Putraindonews.com,Jakarta – Menteri Energi dan Sumber Daya Mineral (ESDM) Bahlil Lahadalia mengaku tidak mempersoalkan skema blending (proses pencampuran) bahan bakar minyak (BBM) selama spesifikasi atau kualitas bahan bakar diproduksi sesuai standar.
“Boleh (blending) sebenarnya, selama kualitasnya, speknya (spesifikasinya) sama,” ucap Bahlil ketika ditemui di Kantor Kementerian ESDM, Jakarta, Rabu (26/2).
Pernyataan tersebut merespons kekhawatiran masyarakat terkait beredarnya Pertalite (RON 90) yang dioplos menjadi Pertamax (RON 92). Kegiatan blending biasa terjadi di refinery atau kilang minyak untuk mengubah spek bahan bakar minyak (BBM) agar sesuai dengan standar.

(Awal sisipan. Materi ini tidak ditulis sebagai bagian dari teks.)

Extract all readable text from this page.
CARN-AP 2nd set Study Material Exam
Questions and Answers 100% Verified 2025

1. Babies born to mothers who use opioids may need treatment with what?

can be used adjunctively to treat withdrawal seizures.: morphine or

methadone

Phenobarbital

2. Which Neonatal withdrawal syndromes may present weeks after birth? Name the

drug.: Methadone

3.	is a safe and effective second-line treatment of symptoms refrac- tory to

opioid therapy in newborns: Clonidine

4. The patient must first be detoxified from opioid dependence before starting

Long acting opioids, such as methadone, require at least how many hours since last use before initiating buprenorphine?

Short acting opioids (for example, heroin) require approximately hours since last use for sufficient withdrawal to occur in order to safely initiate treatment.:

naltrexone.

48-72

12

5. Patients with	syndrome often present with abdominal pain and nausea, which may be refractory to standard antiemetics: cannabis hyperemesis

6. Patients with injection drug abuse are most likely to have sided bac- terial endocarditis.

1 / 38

Perbuatan keliru oleh Riva Siahaan selaku Direktur Utama PT Pertamina Patra Niaga adalah melakukan pembelian (pembayaran) untuk RON 92, padahal sebenarnya hanya membeli RON 90 atau lebih rendah.
Riva kini telah menjadi tersangka di Kejaksaan Agung terkait kasus dugaan korupsi dalam tata kelola minyak mentah dan produk kilang pada PT Pertamina Subholding dan Kontraktor Kontrak Kerja Sama (KKKS) tahun 2018–2023.
Kasus tersebut diduga menyebabkan kerugian keuangan negara sangat besar, yakni Rp193,7 triliun.
Terkait dengan pembelian RON 90 dan RON 92, Bahlil menyampaikan pentingnya perbaikan penataan terhadap izin-izin impor BBM.
Kementerian ESDM kini telah membenahinya dengan memberi izin untuk 6 bulan, bukan satu tahun sekaligus.
“Makanya sekarang, izin-izin impor kami terhadap BBM tidak satu tahun sekaligus. Kami buat per enam bulan, supaya ada evaluasi,” ucap dia.
Selain itu, kata Bahlil produksi minyak yang tadinya diekspor tidak akan lagi diizinkan untuk mengekspor agar diolah di dalam negeri.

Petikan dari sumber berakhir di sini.